Though Amanda takes a strong interest in her husband's roots, even breaking into his footlocker full of mementos, he's reticent about his past and, though to his credit he is a strong leader-liaison with the local Indians at the mine. Nevertheless, he has such low self-esteem he's certain that Amanda will eventually tire of him, their spartan, cockroach-infested home, and dump him like a hot potato.

Despite almost emblematic ‘50s U-I moments of melodrama, including, inevitably, a cave-in at the mine, Foxfire is almost shockingly ahead of its time. She doesn't bat an eye when he explains that he's half-Native American, nor after introducing herself to two neighbors (Grace Lenard and Vici Raaf) that turn out to be the local hookers, does she treat them any differently. That she remains friendly with them, and hangs out with Hugh, even though he's clearly hoping to get her in the sack, causes a stir in the small, gossipy town. But she couldn't care less. When Jonathan clams up about his Apache past, she takes it upon herself to hop aboard a tour bus bound for the nearby reservation, assertively introducing herself to Jonathan's intimidating, traditional Apache mother (Celia Lovsky).

Rock Hudson had played sensitive lovers in several U-I films for director Douglas Sirk, but in Foxfire, rugged Jeff Chandler's Jonathan is awkward as hell around Amanda, even after they're married. Only when they're making love does he assert any confidence. "You loan yourself to me to make love," she observes, "But you didn't really need me. You're afraid to be in love my way." And she makes it clear as crystal that she's not going to put up with him much longer.

Not having read the novel by Anya Seton (Dragonwyck) I can't vouch for the film's fidelity, and maybe all the meat on Foxfire is due to Pulitzer Prize-winning novelist Ketti Frings's screenplay. Her novels include Hold Back the Dawn and screenplays for Come Back, Little Sheba (1952), About Mrs. Leslie (1954), and The Shrike (1955).

Seton's script refreshingly soft peddles the undercurrent of racism within the town, and its gossipy nature. Only mining supervisor Mablett's (crotchety Barton MacLane) is out in the open, though the chip on his shoulder seems directed at virtually everybody.

Surprisingly, the project was for a time earmarked for June Allyson. Maybe somebody was thinking of having her play against her painfully wholesome screen persona, but one doubts that would have worked. Russell, on the other hand, is authentically forthright and no-nonsense. She's no shrinking violet, and only uses her charm once, really, to help her husband win over a potential investor (Robert F. Simon).

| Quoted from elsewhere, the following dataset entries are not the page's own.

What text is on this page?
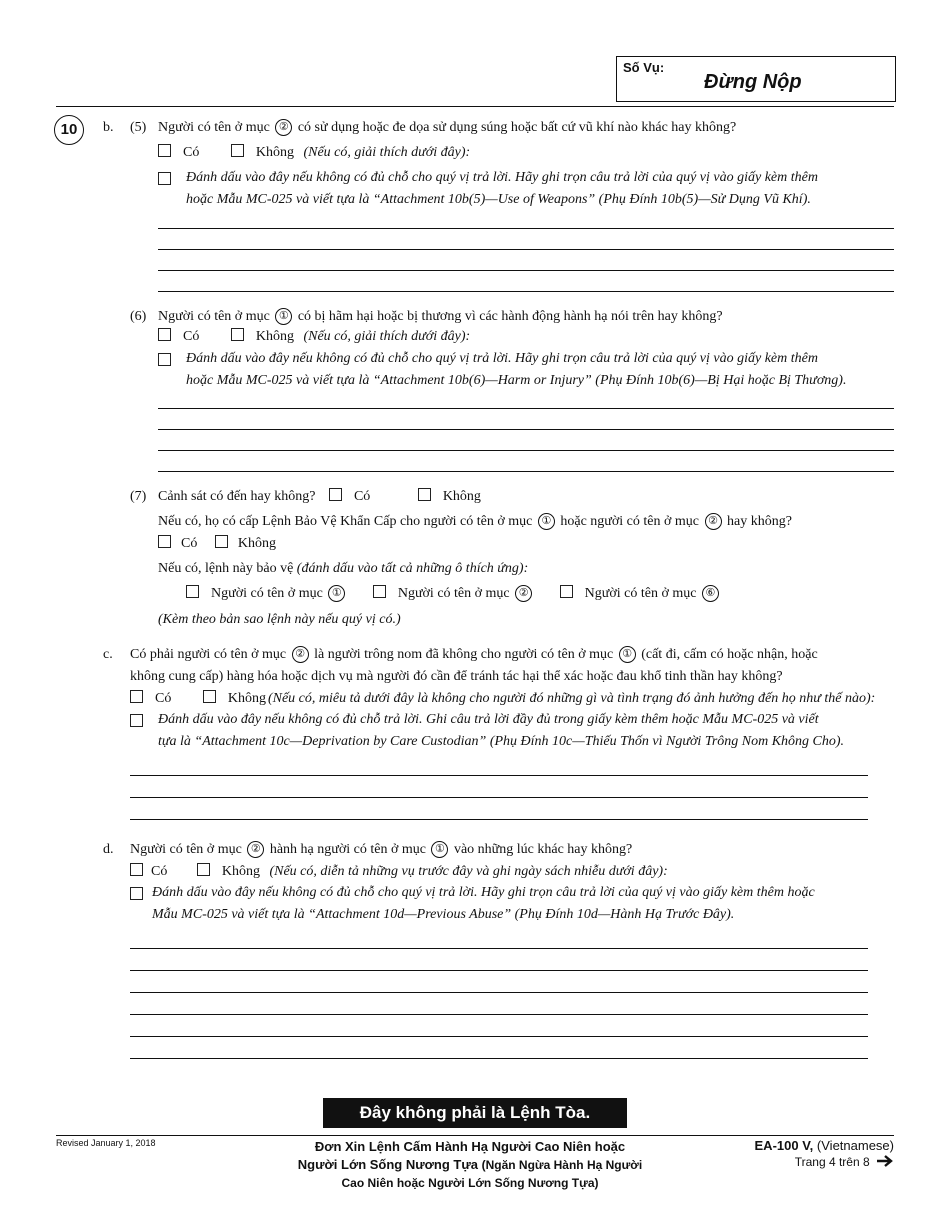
Số Vụ:
Đừng Nộp
10	b. (5) Người có tên ở mục ② có sử dụng hoặc đe dọa sử dụng súng hoặc bất cứ vũ khí nào khác hay không?
Có	Không (Nếu có, giải thích dưới đây):
Đánh dấu vào đây nếu không có đủ chỗ cho quý vị trả lời. Hãy ghi trọn câu trả lời của quý vị vào giấy kèm thêm
hoặc Mẫu MC-025 và viết tựa là “Attachment 10b(5)—Use of Weapons” (Phụ Đính 10b(5)—Sử Dụng Vũ Khí).
(6) Người có tên ở mục ① có bị hãm hại hoặc bị thương vì các hành động hành hạ nói trên hay không?
Có	Không (Nếu có, giải thích dưới đây):
Đánh dấu vào đây nếu không có đủ chỗ cho quý vị trả lời. Hãy ghi trọn câu trả lời của quý vị vào giấy kèm thêm
hoặc Mẫu MC-025 và viết tựa là “Attachment 10b(6)—Harm or Injury” (Phụ Đính 10b(6)—Bị Hại hoặc Bị Thương).
(7) Cảnh sát có đến hay không?	Có	Không
Nếu có, họ có cấp Lệnh Bảo Vệ Khẩn Cấp cho người có tên ở mục ① hoặc người có tên ở mục ② hay không?
Có	Không
Nếu có, lệnh này bảo vệ (đánh dấu vào tất cả những ô thích ứng):
Người có tên ở mục ①	Người có tên ở mục ②	Người có tên ở mục ⑥
(Kèm theo bản sao lệnh này nếu quý vị có.)
c. Có phải người có tên ở mục ② là người trông nom đã không cho người có tên ở mục ① (cất đi, cấm có hoặc nhận, hoặc
không cung cấp) hàng hóa hoặc dịch vụ mà người đó cần để tránh tác hại thể xác hoặc đau khổ tinh thần hay không?
Có	Không (Nếu có, miêu tả dưới đây là không cho người đó những gì và tình trạng đó ảnh hưởng đến họ như thế nào):
Đánh dấu vào đây nếu không có đủ chỗ trả lời. Ghi câu trả lời đầy đủ trong giấy kèm thêm hoặc Mẫu MC-025 và viết
tựa là “Attachment 10c—Deprivation by Care Custodian” (Phụ Đính 10c—Thiếu Thốn vì Người Trông Nom Không Cho).
d. Người có tên ở mục ② hành hạ người có tên ở mục ① vào những lúc khác hay không?
Có	Không (Nếu có, diễn tả những vụ trước đây và ghi ngày sách nhiễu dưới đây):
Đánh dấu vào đây nếu không có đủ chỗ cho quý vị trả lời. Hãy ghi trọn câu trả lời của quý vị vào giấy kèm thêm hoặc
Mẫu MC-025 và viết tựa là “Attachment 10d—Previous Abuse” (Phụ Đính 10d—Hành Hạ Trước Đây).
Đây không phải là Lệnh Tòa.
Revised January 1, 2018	Đơn Xin Lệnh Cấm Hành Hạ Người Cao Niên hoặc
Người Lớn Sống Nương Tựa (Ngăn Ngừa Hành Hạ Người
Cao Niên hoặc Người Lớn Sống Nương Tựa)
EA-100 V, (Vietnamese)
Trang 4 trên 8
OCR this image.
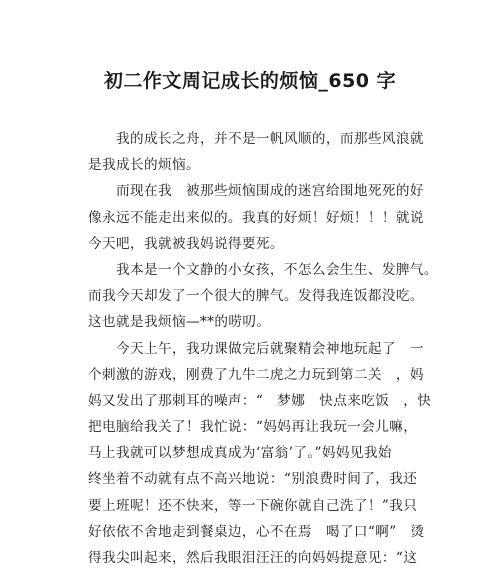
初二作文周记成长的烦恼_650 字
我的成长之舟，并不是一帆风顺的，而那些风浪就
是我成长的烦恼。
而现在我　被那些烦恼围成的迷宫给围地死死的好
像永远不能走出来似的。我真的好烦！好烦！！！就说
今天吧，我就被我妈说得要死。
我本是一个文静的小女孩，不怎么会生生、发脾气。
而我今天却发了一个很大的脾气。发得我连饭都没吃。
这也就是我烦恼—**的唠叨。
今天上午，我功课做完后就聚精会神地玩起了　一
个刺激的游戏，刚费了九牛二虎之力玩到第二关　，妈
妈又发出了那刺耳的噪声：“　梦娜　快点来吃饭　，快
把电脑给我关了！我忙说：“妈妈再让我玩一会儿嘛，
马上我就可以梦想成真成为‘富翁’了。”妈妈见我始
终坐着不动就有点不高兴地说：“别浪费时间了，我还
要上班呢！还不快来，等一下碗你就自己洗了！”我只
好依依不舍地走到餐桌边，心不在焉　喝了口“啊”　烫
得我尖叫起来，然后我眼泪汪汪的向妈妈提意见：“这
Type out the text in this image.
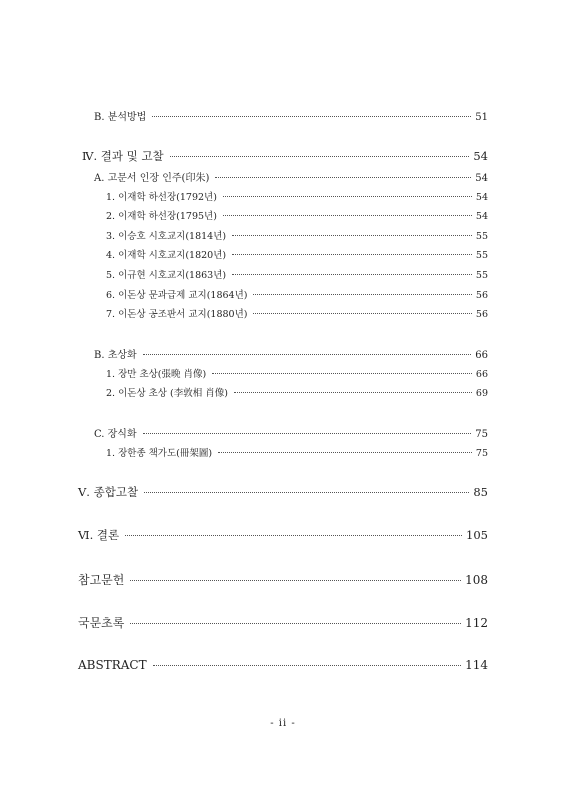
B. 분석방법	51
Ⅳ. 결과 및 고찰	54
A. 고문서 인장 인주(印朱)	54
1. 이재학 하선장(1792년)	54
2. 이재학 하선장(1795년)	54
3. 이승호 시호교지(1814년)	55
4. 이재학 시호교지(1820년)	55
5. 이규현 시호교지(1863년)	55
6. 이돈상 문과급제 교지(1864년)	56
7. 이돈상 공조판서 교지(1880년)	56
B. 초상화	66
1. 장만 초상(張晩 肖像)	66
2. 이돈상 초상 (李敦相 肖像)	69
C. 장식화	75
1. 장한종 책가도(冊架圖)	75
Ⅴ. 종합고찰	85
Ⅵ. 결론	105
참고문헌	108
국문초록	112
ABSTRACT	114
- ii -
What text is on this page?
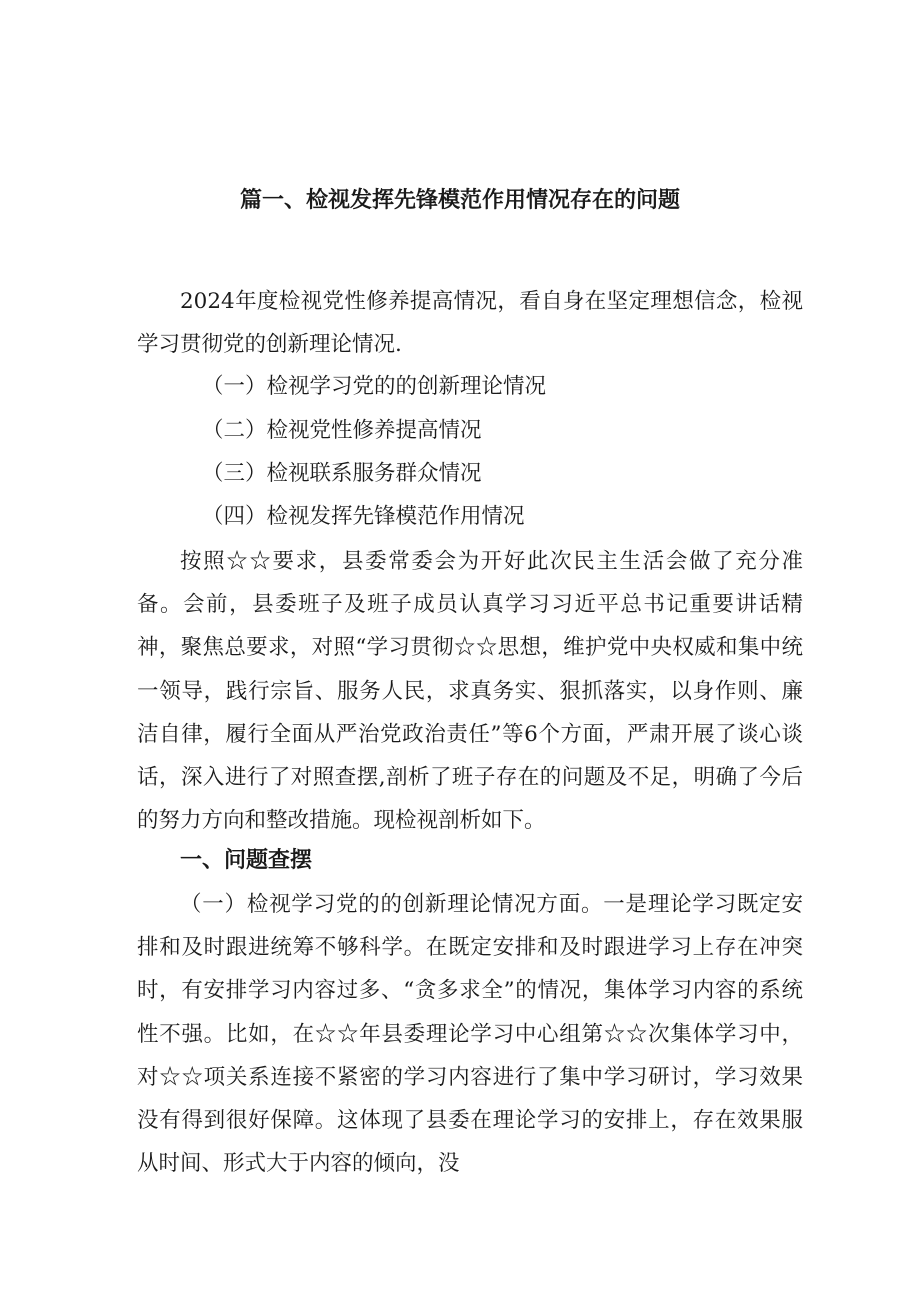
篇一、检视发挥先锋模范作用情况存在的问题

2024年度检视党性修养提高情况，看自身在坚定理想信念，检视学习贯彻党的创新理论情况.

（一）检视学习党的的创新理论情况

（二）检视党性修养提高情况

（三）检视联系服务群众情况

（四）检视发挥先锋模范作用情况

按照☆☆要求，县委常委会为开好此次民主生活会做了充分准备。会前，县委班子及班子成员认真学习习近平总书记重要讲话精神，聚焦总要求，对照“学习贯彻☆☆思想，维护党中央权威和集中统一领导，践行宗旨、服务人民，求真务实、狠抓落实，以身作则、廉洁自律，履行全面从严治党政治责任”等6个方面，严肃开展了谈心谈话，深入进行了对照查摆,剖析了班子存在的问题及不足，明确了今后的努力方向和整改措施。现检视剖析如下。

一、问题查摆

（一）检视学习党的的创新理论情况方面。一是理论学习既定安排和及时跟进统筹不够科学。在既定安排和及时跟进学习上存在冲突时，有安排学习内容过多、“贪多求全”的情况，集体学习内容的系统性不强。比如，在☆☆年县委理论学习中心组第☆☆次集体学习中，对☆☆项关系连接不紧密的学习内容进行了集中学习研讨，学习效果没有得到很好保障。这体现了县委在理论学习的安排上，存在效果服从时间、形式大于内容的倾向，没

This was an A-feature for Universal, though they gave it to journeyman U-I helmer Joseph Pevney. Like many actor-turned-directors, Pevney gets better than usual performances out of the cast but exhibits little visual flair. Everything is competently done and even rather glossy, but not staged especially well.

Video & Audio

Visually, Foxfire is a treat. The widescreen compositions combined with the often-brilliant Technicolor hues make this stunner on big screens. The predominance of Arizona desert exteriors adds to the beauty of the show. The 2.0 mono DTS-HD Master Audio is also very good; Henry Mancini was among the uncredited contributors to the score, per U-I's policies of the time, and Jeff Chandler wrote the lyrics and sings the curious title song. Region "A" encoded.

Extra Feature

Supplements consist of a trailer and an audio commentary by Kat Ellinger. Given Kino's puny supplement budgets and one-take manner of recording them (generally), her track comes off way above average.

Parting Thoughts

Kino is apparently mining Universal's newly-licensed library and, so far, have done an exceptional job selecting popular, cultish, and lesser known gems, of which Foxfire falls into the latter category. Highly Recommended.






Stuart Galbraith IV is the Kyoto-based film historian largely absent from reviewing these days while he restores a 200-year-old Japanese farmhouse.